Tammy Plevretes, a former entertainer-turned-cheerleader for her son, allowed a rare wistful comment.
“It’s a little hard for mom, because I miss him,” she said quietly.
Aides tend to Preston while his parents are at work — Ted works for a financial company, while Tammy runs her own small business. Their other child, 21-year-old Perry, is in film school in Florida. The couple was watching Perry play high school football when Preston was injured.
In their absence, Longo and Gerzabek chased the ambulance on foot to Mercy Hospital. Team staff stayed in Pittsburgh for several days, while La Salle held prayer vigils and welcomed Preston back for a visit a year later.
“From the time of Preston’s injury, the university community … ha(s) been hoping and praying for his recovery. That hasn’t changed,” La Salle said in a statement. The school has since dropped football for unrelated reasons.
Preston had more brain surgery this summer to alleviate seizures, but the procedure caused other setbacks.
One recent Friday, he spent five hours at CentraState, moving through rotations of speech, occupational and physical therapy.
Preston has little short-term memory, but still manages to flash his old charisma at times.
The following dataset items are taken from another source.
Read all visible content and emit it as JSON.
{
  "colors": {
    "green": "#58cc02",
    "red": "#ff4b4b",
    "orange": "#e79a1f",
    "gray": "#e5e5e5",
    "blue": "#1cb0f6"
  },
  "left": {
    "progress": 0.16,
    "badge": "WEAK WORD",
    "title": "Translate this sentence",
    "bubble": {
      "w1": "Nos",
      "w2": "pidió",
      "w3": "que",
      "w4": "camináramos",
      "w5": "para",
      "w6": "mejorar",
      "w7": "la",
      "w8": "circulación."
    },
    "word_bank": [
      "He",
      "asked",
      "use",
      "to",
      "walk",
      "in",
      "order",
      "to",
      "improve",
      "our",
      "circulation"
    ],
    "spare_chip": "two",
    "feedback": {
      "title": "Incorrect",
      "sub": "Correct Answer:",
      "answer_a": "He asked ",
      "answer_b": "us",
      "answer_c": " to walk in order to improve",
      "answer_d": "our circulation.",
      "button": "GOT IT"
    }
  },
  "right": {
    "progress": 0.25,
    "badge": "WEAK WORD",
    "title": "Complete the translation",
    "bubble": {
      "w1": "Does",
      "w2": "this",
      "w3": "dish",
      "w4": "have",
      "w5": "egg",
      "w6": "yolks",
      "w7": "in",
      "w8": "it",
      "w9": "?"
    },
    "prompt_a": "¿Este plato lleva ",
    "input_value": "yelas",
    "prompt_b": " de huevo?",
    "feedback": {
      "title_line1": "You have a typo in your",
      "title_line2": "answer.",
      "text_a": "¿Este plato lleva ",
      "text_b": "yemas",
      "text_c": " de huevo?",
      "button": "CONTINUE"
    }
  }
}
During speech therapy, he was asked which is taller, a tree or mountain?
“If a tree — is on — a mountain — then the tree — would be — taller,” he replied, grinning.
That tells the parents their eldest son is still himself.
The settlement will allow the intensive therapy to continue, and pay for round-the-clock aides and perhaps more experimental stem-cell treatments.
“My hope is that he gets his life back again,” Tammy Plevretes said. “Will anyone ever love him? Will he get married, have children, have a job? Things we all take for granted, I don’t know if he’ll ever have.”